Among the following, the number of halide(s) which is/are inert to hydrolysis is ______
(A) $$BF_3$$
(B) $$SiCl_4$$
(C) $$PCl_5$$
(D) $$SF_6$$

We need to determine which of the given halides is/are inert (resistant) to hydrolysis.

(A) $$BF_3$$: Boron trifluoride is readily hydrolysed by water. Boron, being electron-deficient, acts as a Lewis acid and reacts with water. So $$BF_3$$ is not inert to hydrolysis.

(B) $$SiCl_4$$: Silicon tetrachloride is easily hydrolysed because silicon has vacant 3d orbitals that can accommodate the lone pair from water, facilitating the hydrolysis reaction. So $$SiCl_4$$ is not inert to hydrolysis.
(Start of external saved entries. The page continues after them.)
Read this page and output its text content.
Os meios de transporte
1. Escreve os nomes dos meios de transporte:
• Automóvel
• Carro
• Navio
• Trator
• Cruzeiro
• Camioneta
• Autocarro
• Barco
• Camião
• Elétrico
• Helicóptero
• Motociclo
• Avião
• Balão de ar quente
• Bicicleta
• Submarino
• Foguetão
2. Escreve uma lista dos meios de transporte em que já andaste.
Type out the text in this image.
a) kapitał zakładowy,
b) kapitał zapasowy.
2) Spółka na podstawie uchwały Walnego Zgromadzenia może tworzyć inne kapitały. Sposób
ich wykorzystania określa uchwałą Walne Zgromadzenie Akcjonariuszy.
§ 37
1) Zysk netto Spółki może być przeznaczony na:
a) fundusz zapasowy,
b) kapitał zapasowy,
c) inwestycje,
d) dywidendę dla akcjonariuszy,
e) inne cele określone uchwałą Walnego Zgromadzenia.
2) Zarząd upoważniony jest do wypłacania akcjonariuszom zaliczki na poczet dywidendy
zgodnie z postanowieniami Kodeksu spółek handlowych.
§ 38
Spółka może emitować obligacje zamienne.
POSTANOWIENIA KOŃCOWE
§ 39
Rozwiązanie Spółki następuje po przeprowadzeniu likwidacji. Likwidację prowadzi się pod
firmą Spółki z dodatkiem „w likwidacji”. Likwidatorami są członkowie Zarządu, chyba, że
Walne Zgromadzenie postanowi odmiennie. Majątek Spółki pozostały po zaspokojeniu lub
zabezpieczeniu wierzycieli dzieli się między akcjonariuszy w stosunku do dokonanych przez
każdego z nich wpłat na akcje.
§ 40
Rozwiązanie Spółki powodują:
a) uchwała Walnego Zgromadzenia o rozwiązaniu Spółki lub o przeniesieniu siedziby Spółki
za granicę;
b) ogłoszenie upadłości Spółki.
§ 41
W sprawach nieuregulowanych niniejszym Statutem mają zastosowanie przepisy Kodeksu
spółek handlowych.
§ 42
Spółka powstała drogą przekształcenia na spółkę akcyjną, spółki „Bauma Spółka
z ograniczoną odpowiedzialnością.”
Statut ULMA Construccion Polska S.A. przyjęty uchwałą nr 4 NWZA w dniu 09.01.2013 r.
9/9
(C) $$PCl_5$$: Phosphorus pentachloride is vigorously hydrolysed by water. Phosphorus has vacant d-orbitals and the molecule reacts readily with water. So $$PCl_5$$ is not inert to hydrolysis.

(D) $$SF_6$$: Sulfur hexafluoride is kinetically inert to hydrolysis despite the thermodynamic feasibility of the reaction. This is because the six fluorine atoms sterically shield the sulfur atom so completely that water molecules cannot access it. The compact size of fluorine atoms and the octahedral arrangement create an effective steric barrier. So $$SF_6$$ is inert to hydrolysis.

Therefore, the number of halides inert to hydrolysis is $$\mathbf{1}$$ (only $$SF_6$$).